Manet, avant, après



Dimanche 19 juin 2011, 11h30-13h30, Musée d’Orsay, Paris, exposition Manet, inventeur du Moderne. Pourquoi ne peut-on pas photographier les œuvres de Manet (et rien d’autre dans ce musée) ? Pour protéger les droits des photographes habilités ? Dommage. Peut-être même scandaleux. Pour contredire ça, voir le site du Musée d’Orsay et les nombreuses et bonnes reproductions disponibles : http://www.musee-orsay.fr/. C’est que, pour raconter cette visite, il faudrait actionner des images autant que des mots. Photographier des détails, faire des rapprochements. Il est vrai que les images ne seraient pas nécessairement des « reproductions » des peintures, pastels et dessins d’Édouard Manet (et aquarelles, celles qui sont sur des lettres, très belles). Au moment de partir du 93bis, une photo très rapide des pêches qui sont sur la table, avec l’idée de compenser ce qu’on ne pourra pas prendre. Au retour, l’intention d’approcher le sensitif, l’incisif, l’intensif perçus chez Manet, l’apparente simplicité du Citron, déjà vu fin 2000 dans l’exposition Manet. Les natures mortes, dans le même musée : « Le citron, qui revient comme un leitmotiv dans l’œuvre de Manet, en référence à la peinture hollandaise du XVIIe siècle, apparaît ici dans toute son individualité, comme un sujet de pure délectation d’une modernité éblouissante. » Moderne ? On croît avoir tout dit. Mais encore ?

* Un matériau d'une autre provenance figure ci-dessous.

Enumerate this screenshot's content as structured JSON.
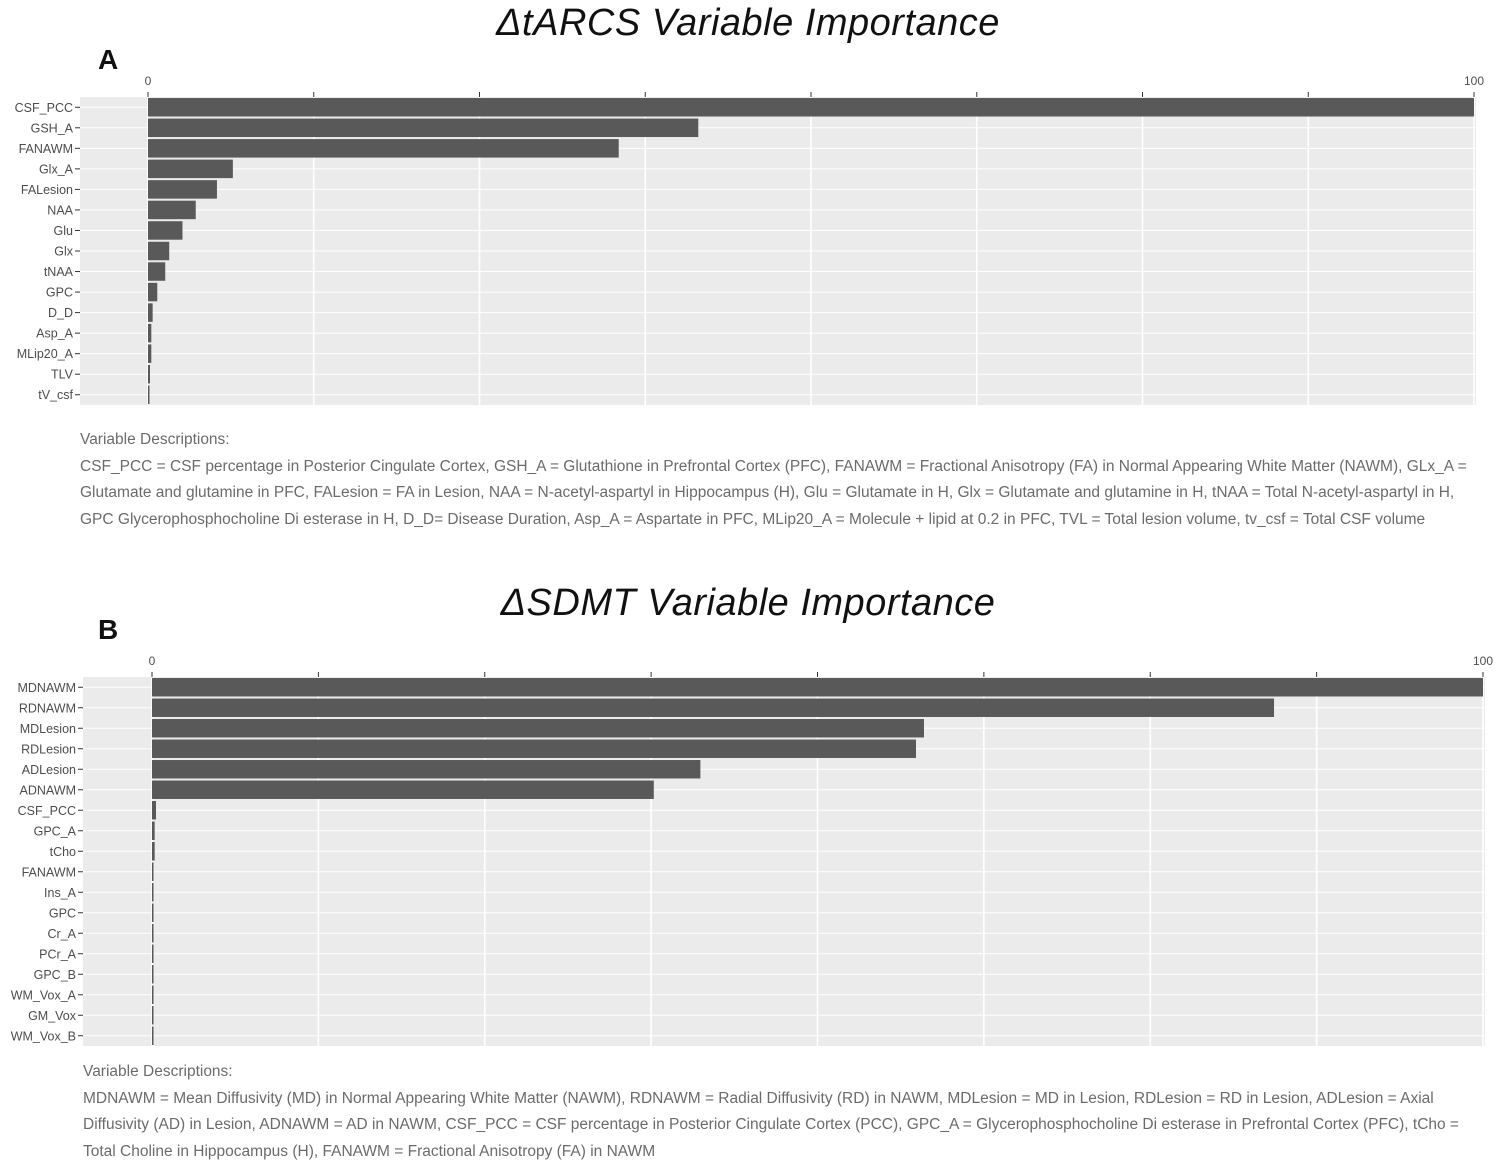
{
  "panels": [
    {
      "title": "ΔtARCS Variable Importance",
      "letter": "A",
      "description_heading": "Variable Descriptions:",
      "description_text": "CSF_PCC = CSF percentage in Posterior Cingulate Cortex, GSH_A = Glutathione in Prefrontal Cortex (PFC), FANAWM = Fractional Anisotropy (FA) in Normal Appearing White Matter (NAWM), GLx_A = Glutamate and glutamine in PFC, FALesion = FA in Lesion, NAA = N-acetyl-aspartyl in Hippocampus (H), Glu = Glutamate in H, Glx = Glutamate and glutamine in H, tNAA = Total N-acetyl-aspartyl in H, GPC Glycerophosphocholine Di esterase in H, D_D= Disease Duration,  Asp_A = Aspartate in PFC, MLip20_A = Molecule + lipid at 0.2 in PFC, TVL = Total lesion volume, tv_csf = Total CSF volume"
    },
    {
      "title": "ΔSDMT Variable Importance",
      "letter": "B",
      "description_heading": "Variable Descriptions:",
      "description_text": "MDNAWM = Mean Diffusivity (MD) in Normal Appearing White Matter (NAWM), RDNAWM = Radial Diffusivity (RD) in NAWM, MDLesion = MD in Lesion, RDLesion = RD in Lesion, ADLesion = Axial Diffusivity (AD) in Lesion, ADNAWM = AD in NAWM, CSF_PCC = CSF percentage in Posterior Cingulate Cortex (PCC), GPC_A = Glycerophosphocholine Di esterase in Prefrontal Cortex (PFC), tCho = Total Choline in Hippocampus (H), FANAWM = Fractional Anisotropy (FA) in NAWM"
    }
  ],
  "chart_data": [
    {
      "type": "bar",
      "orientation": "horizontal",
      "title": "ΔtARCS Variable Importance",
      "categories": [
        "CSF_PCC",
        "GSH_A",
        "FANAWM",
        "Glx_A",
        "FALesion",
        "NAA",
        "Glu",
        "Glx",
        "tNAA",
        "GPC",
        "D_D",
        "Asp_A",
        "MLip20_A",
        "TLV",
        "tV_csf"
      ],
      "values": [
        100,
        41.5,
        35.5,
        6.4,
        5.2,
        3.6,
        2.6,
        1.6,
        1.3,
        0.7,
        0.35,
        0.25,
        0.25,
        0.15,
        0.1
      ],
      "xlim": [
        0,
        100
      ],
      "xticks": [
        "0",
        "100"
      ],
      "grid": true
    },
    {
      "type": "bar",
      "orientation": "horizontal",
      "title": "ΔSDMT Variable Importance",
      "categories": [
        "MDNAWM",
        "RDNAWM",
        "MDLesion",
        "RDLesion",
        "ADLesion",
        "ADNAWM",
        "CSF_PCC",
        "GPC_A",
        "tCho",
        "FANAWM",
        "Ins_A",
        "GPC",
        "Cr_A",
        "PCr_A",
        "GPC_B",
        "WM_Vox_A",
        "GM_Vox",
        "WM_Vox_B"
      ],
      "values": [
        100,
        84.3,
        58,
        57.4,
        41.2,
        37.7,
        0.3,
        0.2,
        0.2,
        0.1,
        0.1,
        0.1,
        0.1,
        0.05,
        0.05,
        0.05,
        0.05,
        0.05
      ],
      "xlim": [
        0,
        100
      ],
      "xticks": [
        "0",
        "100"
      ],
      "grid": true
    }
  ]
}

Au retour, cette pêche, j’ai essayé de la décadrer, de la prendre de loin, comme par inadvertance, de la placer sur une assiette grise incertaine. Au mieux, une photo pour fiche de cuisine. De la présence haptique, certes, mais rien de cette « maladresse », de la proximité et de la distance combinées qu’on admire chez Manet. À ce jeu, la peinture est inégalable. D’ailleurs, Manet est un peintre d’histoire, un peintre politique. Voir L’Évasion de Rochefort, mais aussi Berthe Morisot au bouquet de violettes : «Le portrait, que vous avez de Berthe Morisot en 1872, c’est un portrait de deuil de la Commune et, en même temps, l’espérance ! » (Philippe Sollers, L’Infini, printemps 2011). Le citron de Manet, ses poires, ses pêches, ses asperges, ses fleurs, ce sont des actes de peinture — comme on dit des actes de langage — qui transforment le réel.


Édouard Manet, Le Citron, 1880 (14 x 22 cm), Musée d’Orsay, © photo musée d’Orsay/rmn.


Édouard Manet, L’Évasion de Rochefort, 1881 (143 x 114 cm), Kunsthaus, Zurich, (dr).


Édouard Manet, Berthe Morisot au bouquet de violettes, 1872 (55 x 40 cm), Musée d’Orsay, © photo dist. RMN-Patrice Schmidt (Libération).